Counterexamples of foliations where incompressibility fails

Proof that individual saddle-node foliations are incompressible

Characterization of foliations suitable for Marin--Mattei's monodromy

Abstract

Let F be a germ of a singular foliation of the complex plane. Assuming that F is a generalized curve D. Marin and J.-F. Mattei proved the incompressibility of the foliation in a neighborhood from which a finite set of analytic curves is removed.
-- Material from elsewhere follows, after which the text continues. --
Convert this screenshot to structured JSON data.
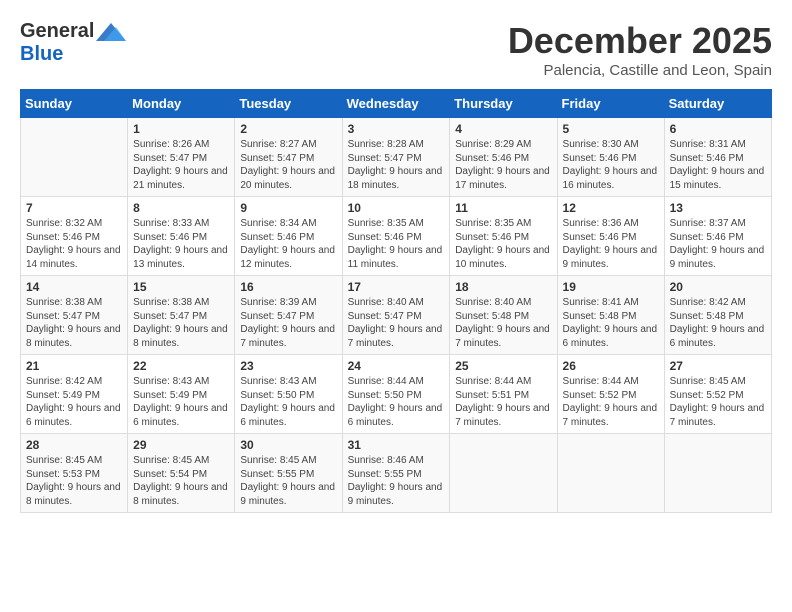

We show in the present work that this hypothesis cannot be eluded by building examples of foliations, reduced after one blow-up, for which the property does not hold. Even if we manage to prove that the individual saddle-node foliation is incompressible, their leaves not retracting tangentially on the boundary of the domain of definition forbids a generalization of Marin--Mattei's construction. We finally characterize those foliations for which the construction of Marin--Mattei's monodromy can be carried out.